A Good Samaritan was walking through the parking lot of William Harvey Hospital, in Kent, England, last month when suddenly something caught their eye. They almost didn’t believe it — but when they took a closer look, they realized their eyes weren’t lying to them. What they were seeing was a seagull stuck behind the grille of someone’s car.

Concerned and wanting to help the poor bird, they quickly contacted the RSPCA, who immediately sent someone out to help.

“When I arrived, all I could see were the white wing feathers of the gull poking through the grille,” Tina Nash, a rescuer with the RSPCA, said in a press release. “The bird was completely wedged up behind the grille and there’s no way he’d have been able to get out himself.”

Nash assumed that the seagull had been hit by the car, but instead of being injured, the impact had simply pulled him behind the grille of the car without anyone noticing. The owner of the car probably had no idea that he was even there.

seagull stuck in car

RSPCA

“He’s incredibly lucky that this eagle-eyed passerby spotted his plight and called us for help,” Nash said.

seagull stuck in car

RSPCA

Nash was able to help maneuver the bird into a slightly more comfortable position while they figured out exactly how to get him out of there. Eventually, they were able to open the grille slightly and carefully squeeze him out. The seagull was not super pleased about any of this.

seagull

RSPCA

“He wasn’t at all happy about us trying to save him and put up quite the fight,” Nash said.
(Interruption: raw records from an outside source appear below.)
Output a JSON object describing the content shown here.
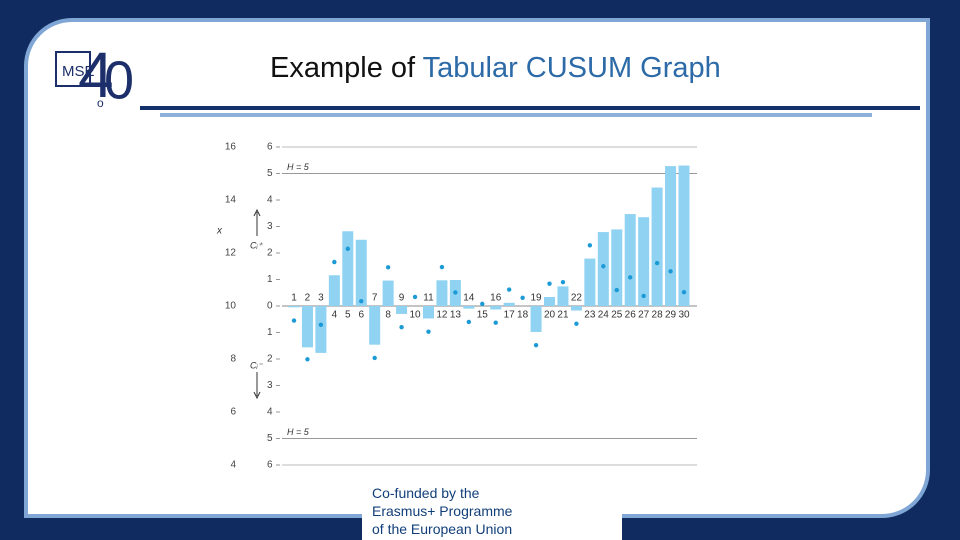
{
  "slide": {
    "title_prefix": "Example of",
    "title_highlight": "Tabular CUSUM Graph",
    "logo_mark": "MSE",
    "logo_four": "4",
    "logo_dot": "o",
    "logo_zero": "0",
    "footer": [
      "Co-funded by the",
      "Erasmus+ Programme",
      "of the European Union"
    ]
  },
  "chart_data": {
    "type": "cusum",
    "x": [
      1,
      2,
      3,
      4,
      5,
      6,
      7,
      8,
      9,
      10,
      11,
      12,
      13,
      14,
      15,
      16,
      17,
      18,
      19,
      20,
      21,
      22,
      23,
      24,
      25,
      26,
      27,
      28,
      29,
      30
    ],
    "y_label": "x",
    "y2_upper_label": "Cᵢ⁺",
    "y2_lower_label": "Cᵢ⁻",
    "ylim": [
      4,
      16
    ],
    "yticks": [
      4,
      6,
      8,
      10,
      12,
      14,
      16
    ],
    "y2lim": [
      -6,
      6
    ],
    "y2ticks": [
      {
        "value": -6,
        "label": "6"
      },
      {
        "value": -5,
        "label": "5"
      },
      {
        "value": -4,
        "label": "4"
      },
      {
        "value": -3,
        "label": "3"
      },
      {
        "value": -2,
        "label": "2"
      },
      {
        "value": -1,
        "label": "1"
      },
      0,
      1,
      2,
      3,
      4,
      5,
      6
    ],
    "h_lines": [
      {
        "value": 5,
        "label": "H = 5"
      },
      {
        "value": -5,
        "label": "H = 5"
      }
    ],
    "series": [
      {
        "name": "C+",
        "kind": "bar",
        "axis": "y2",
        "color": "#8fd2f2",
        "values": [
          0,
          0,
          0,
          1.16,
          2.82,
          2.5,
          0,
          0.96,
          0,
          0,
          0,
          0.97,
          0.98,
          0,
          0,
          0,
          0.12,
          0,
          0,
          0.34,
          0.74,
          0,
          1.79,
          2.79,
          2.89,
          3.47,
          3.35,
          4.47,
          5.28,
          5.3
        ]
      },
      {
        "name": "C-",
        "kind": "bar",
        "axis": "y2",
        "color": "#8fd2f2",
        "values": [
          -0.05,
          -1.56,
          -1.77,
          0,
          0,
          0,
          -1.46,
          0,
          -0.3,
          0,
          -0.47,
          0,
          0,
          -0.1,
          0,
          -0.13,
          0,
          0,
          -0.98,
          0,
          0,
          -0.17,
          0,
          0,
          0,
          0,
          0,
          0,
          0,
          0
        ]
      },
      {
        "name": "x",
        "kind": "dot",
        "axis": "y",
        "color": "#1c9ad6",
        "values": [
          9.45,
          7.99,
          9.29,
          11.66,
          12.16,
          10.18,
          8.04,
          11.46,
          9.2,
          10.34,
          9.03,
          11.47,
          10.51,
          9.4,
          10.08,
          9.37,
          10.62,
          10.31,
          8.52,
          10.84,
          10.9,
          9.33,
          12.29,
          11.5,
          10.6,
          11.08,
          10.38,
          11.62,
          11.31,
          10.52
        ]
      }
    ]
  }
}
Of course, the seagull was probably just thoroughly confused, and calmed down a bit once he was freed from his predicament. Nash took him to Mallydams Wood Wildlife Centre to get checked out, and everyone there was surprised to find that, even though he’d seemingly been hit by a car, the seagull was pretty much completely OK.

seagull

RSPCA

“Miraculously the gull didn’t have any serious wounds or injuries and was a little battered, bruised and embarrassed by his ordeal, but is now on the mend,” Nash said. “Once he’s fully recovered, we’ll be able to release him back into the wild.”